The Concord-based LGC operates enormous public risk pools that provide insurance coverage to municipal governments across the state. It has been engaged in a high-stakes legal battle with state regulators for years; the latest chapter is soon to be played out before the state Supreme Court. The Senate president controls the agenda of the Senate and plays a key role in setting the budgets of state agencies, including the regulators overseeing the LGC. Just last month, Bragdon named a Senate colleague to a study committee investigating the state law governing risk pools like the ones the LGC operates. Clearly the possibilities for conflicts, real and perceived, were myriad. Could the same person run the state Senate and simultaneously fight the state in court? Could the LGC’s regulators get fair treatment by Senate budget-writers? Would the risk pool study committee be able to truly work independently? Would lobbyists for the LGC or the New Hampshire Municipal Association get an extra-sympathetic ear from the Senate?

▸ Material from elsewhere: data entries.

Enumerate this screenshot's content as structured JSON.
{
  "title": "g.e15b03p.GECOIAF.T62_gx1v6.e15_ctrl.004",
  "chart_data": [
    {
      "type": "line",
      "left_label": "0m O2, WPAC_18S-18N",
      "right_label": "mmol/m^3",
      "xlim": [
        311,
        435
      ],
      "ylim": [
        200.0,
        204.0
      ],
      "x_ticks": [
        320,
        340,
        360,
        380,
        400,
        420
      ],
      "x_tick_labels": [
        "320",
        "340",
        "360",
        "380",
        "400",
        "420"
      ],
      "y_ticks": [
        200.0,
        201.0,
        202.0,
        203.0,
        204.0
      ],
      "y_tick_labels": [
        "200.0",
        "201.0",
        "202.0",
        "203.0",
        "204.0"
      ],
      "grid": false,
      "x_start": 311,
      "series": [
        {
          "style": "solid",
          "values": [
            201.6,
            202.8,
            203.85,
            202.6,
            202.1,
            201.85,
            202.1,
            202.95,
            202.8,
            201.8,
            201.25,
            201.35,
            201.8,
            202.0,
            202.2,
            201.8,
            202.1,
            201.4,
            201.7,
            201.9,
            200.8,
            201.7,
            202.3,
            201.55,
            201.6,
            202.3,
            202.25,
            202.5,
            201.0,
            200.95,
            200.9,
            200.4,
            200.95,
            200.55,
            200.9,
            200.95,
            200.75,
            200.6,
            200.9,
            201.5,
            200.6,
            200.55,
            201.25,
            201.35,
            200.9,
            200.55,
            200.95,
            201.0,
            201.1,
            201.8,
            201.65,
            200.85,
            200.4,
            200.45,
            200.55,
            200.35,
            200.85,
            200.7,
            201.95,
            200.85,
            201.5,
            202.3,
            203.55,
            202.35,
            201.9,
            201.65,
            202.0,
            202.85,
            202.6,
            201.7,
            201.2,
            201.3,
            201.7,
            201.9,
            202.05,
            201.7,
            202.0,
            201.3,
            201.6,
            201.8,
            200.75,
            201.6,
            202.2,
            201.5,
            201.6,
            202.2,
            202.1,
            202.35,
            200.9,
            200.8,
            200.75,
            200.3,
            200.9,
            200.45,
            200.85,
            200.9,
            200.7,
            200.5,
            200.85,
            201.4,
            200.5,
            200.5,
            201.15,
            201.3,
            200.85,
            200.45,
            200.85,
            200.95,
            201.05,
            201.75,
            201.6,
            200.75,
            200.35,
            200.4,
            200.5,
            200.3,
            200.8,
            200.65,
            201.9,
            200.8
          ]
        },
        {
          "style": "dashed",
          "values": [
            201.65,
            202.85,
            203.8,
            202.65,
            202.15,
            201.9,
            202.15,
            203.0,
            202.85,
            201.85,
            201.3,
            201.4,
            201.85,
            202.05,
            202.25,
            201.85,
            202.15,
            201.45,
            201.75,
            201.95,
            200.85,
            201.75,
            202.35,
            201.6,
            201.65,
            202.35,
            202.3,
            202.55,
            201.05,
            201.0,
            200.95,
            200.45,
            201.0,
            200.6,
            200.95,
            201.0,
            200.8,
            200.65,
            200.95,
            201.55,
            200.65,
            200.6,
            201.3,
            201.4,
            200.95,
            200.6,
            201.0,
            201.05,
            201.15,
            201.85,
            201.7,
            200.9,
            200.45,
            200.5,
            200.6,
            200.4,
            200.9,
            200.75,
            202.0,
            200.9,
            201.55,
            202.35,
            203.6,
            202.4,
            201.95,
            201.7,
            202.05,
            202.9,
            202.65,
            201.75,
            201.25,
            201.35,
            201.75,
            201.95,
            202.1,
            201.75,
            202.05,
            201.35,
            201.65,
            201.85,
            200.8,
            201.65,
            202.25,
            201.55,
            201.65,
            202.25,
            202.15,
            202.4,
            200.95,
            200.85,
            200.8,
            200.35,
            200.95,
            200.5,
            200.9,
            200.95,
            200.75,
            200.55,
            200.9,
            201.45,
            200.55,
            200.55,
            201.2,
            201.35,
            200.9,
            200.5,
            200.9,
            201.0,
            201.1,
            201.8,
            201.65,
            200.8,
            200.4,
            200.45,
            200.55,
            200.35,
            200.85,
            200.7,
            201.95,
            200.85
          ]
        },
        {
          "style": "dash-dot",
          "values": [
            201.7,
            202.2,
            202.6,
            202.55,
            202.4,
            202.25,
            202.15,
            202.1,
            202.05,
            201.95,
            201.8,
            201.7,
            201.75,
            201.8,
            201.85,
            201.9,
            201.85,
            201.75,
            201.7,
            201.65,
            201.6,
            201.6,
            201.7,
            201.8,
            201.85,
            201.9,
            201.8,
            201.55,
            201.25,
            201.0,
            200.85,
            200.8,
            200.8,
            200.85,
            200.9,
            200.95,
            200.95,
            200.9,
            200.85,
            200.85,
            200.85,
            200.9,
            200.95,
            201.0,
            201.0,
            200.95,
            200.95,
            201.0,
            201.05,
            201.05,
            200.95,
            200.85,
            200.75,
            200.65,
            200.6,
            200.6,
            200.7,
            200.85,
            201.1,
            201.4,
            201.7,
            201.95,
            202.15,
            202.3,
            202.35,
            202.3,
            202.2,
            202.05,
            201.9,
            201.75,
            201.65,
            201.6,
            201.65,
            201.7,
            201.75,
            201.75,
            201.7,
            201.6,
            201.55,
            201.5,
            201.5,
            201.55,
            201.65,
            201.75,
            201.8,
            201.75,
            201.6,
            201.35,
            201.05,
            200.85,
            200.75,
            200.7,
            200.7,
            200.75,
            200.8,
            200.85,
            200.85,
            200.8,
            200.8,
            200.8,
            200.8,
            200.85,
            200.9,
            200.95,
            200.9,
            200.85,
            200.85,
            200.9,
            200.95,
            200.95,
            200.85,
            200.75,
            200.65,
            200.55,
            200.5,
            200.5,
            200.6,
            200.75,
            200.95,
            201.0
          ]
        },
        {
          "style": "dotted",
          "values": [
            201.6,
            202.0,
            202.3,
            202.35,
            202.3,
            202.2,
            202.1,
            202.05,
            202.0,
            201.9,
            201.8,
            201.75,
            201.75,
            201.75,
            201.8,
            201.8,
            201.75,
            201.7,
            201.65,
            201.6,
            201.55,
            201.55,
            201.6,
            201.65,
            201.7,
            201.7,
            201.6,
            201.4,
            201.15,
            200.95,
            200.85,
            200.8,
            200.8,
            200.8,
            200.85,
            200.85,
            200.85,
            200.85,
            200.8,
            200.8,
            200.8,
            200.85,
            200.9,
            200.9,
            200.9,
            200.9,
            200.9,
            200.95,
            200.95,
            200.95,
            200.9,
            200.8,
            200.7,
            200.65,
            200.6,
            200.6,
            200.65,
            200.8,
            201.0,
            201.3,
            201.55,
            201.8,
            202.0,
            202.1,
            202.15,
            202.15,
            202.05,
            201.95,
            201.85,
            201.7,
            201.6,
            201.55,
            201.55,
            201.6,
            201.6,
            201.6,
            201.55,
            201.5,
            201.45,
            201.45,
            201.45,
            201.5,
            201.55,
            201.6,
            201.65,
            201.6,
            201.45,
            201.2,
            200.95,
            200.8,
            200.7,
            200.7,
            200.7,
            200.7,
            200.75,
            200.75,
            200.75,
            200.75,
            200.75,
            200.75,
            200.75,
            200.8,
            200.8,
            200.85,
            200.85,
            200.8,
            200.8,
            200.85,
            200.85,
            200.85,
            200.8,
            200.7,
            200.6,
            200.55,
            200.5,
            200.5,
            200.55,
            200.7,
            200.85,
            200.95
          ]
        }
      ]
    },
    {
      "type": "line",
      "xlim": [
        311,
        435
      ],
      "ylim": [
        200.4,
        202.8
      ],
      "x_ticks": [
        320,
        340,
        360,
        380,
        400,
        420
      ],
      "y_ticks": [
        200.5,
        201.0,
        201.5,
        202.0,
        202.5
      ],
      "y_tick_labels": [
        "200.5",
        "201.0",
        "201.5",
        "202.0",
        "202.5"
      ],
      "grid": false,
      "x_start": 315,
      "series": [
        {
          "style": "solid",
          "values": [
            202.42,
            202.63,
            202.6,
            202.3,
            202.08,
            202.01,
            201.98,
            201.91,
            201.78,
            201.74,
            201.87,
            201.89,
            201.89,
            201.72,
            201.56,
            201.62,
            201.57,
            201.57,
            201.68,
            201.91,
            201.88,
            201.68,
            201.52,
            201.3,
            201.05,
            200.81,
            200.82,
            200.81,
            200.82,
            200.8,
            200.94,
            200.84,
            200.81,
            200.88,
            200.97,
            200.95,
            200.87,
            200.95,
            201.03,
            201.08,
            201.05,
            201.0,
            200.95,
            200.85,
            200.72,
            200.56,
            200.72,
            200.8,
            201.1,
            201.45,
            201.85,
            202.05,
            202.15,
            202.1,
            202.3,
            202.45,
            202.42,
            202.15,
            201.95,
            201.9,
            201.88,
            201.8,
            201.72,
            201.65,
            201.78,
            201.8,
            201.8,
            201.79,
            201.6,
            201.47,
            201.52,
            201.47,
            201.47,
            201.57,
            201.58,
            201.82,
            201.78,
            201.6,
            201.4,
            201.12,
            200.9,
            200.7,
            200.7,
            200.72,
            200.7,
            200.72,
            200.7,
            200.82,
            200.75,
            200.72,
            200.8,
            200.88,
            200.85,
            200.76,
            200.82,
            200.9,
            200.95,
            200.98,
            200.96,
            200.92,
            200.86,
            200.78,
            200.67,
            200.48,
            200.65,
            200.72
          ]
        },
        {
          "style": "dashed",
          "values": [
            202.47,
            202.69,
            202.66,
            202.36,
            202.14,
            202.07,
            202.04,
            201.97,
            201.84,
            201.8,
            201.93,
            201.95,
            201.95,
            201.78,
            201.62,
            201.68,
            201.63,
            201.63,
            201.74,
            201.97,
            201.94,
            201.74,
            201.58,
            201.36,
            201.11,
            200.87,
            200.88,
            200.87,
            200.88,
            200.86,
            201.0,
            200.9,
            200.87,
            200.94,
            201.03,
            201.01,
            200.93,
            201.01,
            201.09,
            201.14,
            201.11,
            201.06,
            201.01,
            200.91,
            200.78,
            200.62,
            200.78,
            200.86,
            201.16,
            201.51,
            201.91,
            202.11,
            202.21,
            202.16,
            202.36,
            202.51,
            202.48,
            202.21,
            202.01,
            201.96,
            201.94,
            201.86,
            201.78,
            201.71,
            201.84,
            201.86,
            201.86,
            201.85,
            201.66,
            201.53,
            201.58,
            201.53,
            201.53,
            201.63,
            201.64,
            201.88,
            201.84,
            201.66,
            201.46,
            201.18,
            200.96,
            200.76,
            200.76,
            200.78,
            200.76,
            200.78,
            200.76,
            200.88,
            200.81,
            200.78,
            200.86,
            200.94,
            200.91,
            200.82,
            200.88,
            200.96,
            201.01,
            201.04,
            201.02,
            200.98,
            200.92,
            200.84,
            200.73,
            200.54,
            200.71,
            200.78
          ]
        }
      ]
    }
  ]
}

Bragdon’s brief dual roles created a roar of protests, which his resignation will quell – at least those concerning the reputation and operation of the Senate itself. But the episode raised real questions about the actions of the LGC itself, and, once again, the organization will need to work hard to restore the trust of the taxpayers whose money finances the organization.
What made Bragdon the best to lead the LGC? Was it his insurance expertise? He worked for just two years as operations manager at Comp-Sigma Limited in Concord, a third-party administrator for self-insured workers’ compensation trusts. More likely, it was his powerful political perch at the State House – for a $180,000 salary, the LGC appeared to be buying itself access to power and the hopes of better relations with state government. What exactly was the LGC board hoping to get for its money?
The Local Government Center’s fight with the state is a complicated affair. The state Bureau of Securities Regulation accused the LGC of failing to return surplus money from its pooled risk programs to its member towns and school districts; improperly transferring assets; and improperly spending money for purposes beyond those permitted by state law. The LGC said it was building up its reserves to protect against unforeseen disaster and argued state law does not specify how much surplus is too much. It was ordered last year to refund $50 million as a result of financial mismanagement that a hearing officer called an “insult” to those municipalities.
Putting aside the merits of the state’s case, the LGC has over many, many months appeared secretive and stubborn. It has given the impression that the only problems it had to solve were matters of public relations – rather than projecting a true desire to operate with transparency and in the best interest of its members. The Bragdon affair has only underscored that perception.